Egyptian security forces have arrested thousands of Islamists, including virtually the entire top leadership of deposed President Mohamed Morsi's Muslim Brotherhood, since he was removed July 3.

Morsi became the country's first freely elected leader last year, after the ouster of Hosni Mubarak in 2011. But his turbulent year-long rule was deeply polarizing, and the Egyptian military forced him from power after massive protests in which demonstrators accused him of betraying the 2011 "revolution."

The Brotherhood said several senior figures were taking part in the strike.

Earlier this month Human Rights Watch said Egypt's military-installed authorities had detained five Morsi aides for nearly five months without disclosing their whereabouts, saying it amounted to an "enforced disappearance."

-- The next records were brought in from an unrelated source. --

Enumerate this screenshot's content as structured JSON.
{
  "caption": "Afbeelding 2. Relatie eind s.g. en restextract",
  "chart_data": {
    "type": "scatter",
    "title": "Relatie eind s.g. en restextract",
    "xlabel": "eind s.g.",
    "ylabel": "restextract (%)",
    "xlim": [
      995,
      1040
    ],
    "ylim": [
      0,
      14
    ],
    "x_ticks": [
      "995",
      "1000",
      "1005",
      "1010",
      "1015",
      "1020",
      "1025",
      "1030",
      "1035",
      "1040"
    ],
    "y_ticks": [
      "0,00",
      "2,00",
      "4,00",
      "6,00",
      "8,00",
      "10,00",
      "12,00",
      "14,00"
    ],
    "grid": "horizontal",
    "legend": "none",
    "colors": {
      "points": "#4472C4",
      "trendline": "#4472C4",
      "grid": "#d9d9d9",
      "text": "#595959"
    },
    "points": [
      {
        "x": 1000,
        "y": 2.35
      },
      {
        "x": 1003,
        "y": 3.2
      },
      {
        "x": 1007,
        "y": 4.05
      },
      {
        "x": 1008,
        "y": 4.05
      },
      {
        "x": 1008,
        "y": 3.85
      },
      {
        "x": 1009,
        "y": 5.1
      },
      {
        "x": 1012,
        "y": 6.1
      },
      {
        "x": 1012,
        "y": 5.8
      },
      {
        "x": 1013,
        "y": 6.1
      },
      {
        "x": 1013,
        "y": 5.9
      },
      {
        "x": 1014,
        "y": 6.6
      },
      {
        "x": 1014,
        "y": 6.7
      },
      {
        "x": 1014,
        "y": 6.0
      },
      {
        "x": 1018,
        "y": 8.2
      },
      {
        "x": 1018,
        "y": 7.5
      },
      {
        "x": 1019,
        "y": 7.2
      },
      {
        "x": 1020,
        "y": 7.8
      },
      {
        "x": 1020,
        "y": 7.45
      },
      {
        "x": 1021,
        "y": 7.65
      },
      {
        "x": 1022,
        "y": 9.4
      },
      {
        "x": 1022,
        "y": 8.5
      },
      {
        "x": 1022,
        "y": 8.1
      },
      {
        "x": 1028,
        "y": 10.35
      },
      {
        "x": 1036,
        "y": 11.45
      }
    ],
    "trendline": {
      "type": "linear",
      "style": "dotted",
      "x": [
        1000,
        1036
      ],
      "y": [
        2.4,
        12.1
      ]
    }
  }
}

Murad Ali, a spokesman of the Freedom and Justice Party, the political wing of the Brotherhood, said authorities were not allowing the movement's members to read newspapers and had confiscated their books and radios.

"The dictators believe that these harsh conditions will make us retreat, but in fact they are making sure that our dream of Egypt becoming a free and democratic state is coming ever closer."

The hunger strike is the latest protest over what many see as overly harsh treatment of dissidents by Egypt's new government.

On Saturday, the government charged Morsi with inciting a prison break in 2011.

Earlier this month, police fired tear gas at anti-government and pro-Morsi protesters.

U.S. Defense Secretary Chuck Hagel voiced concern about the crackdown on protesters last month.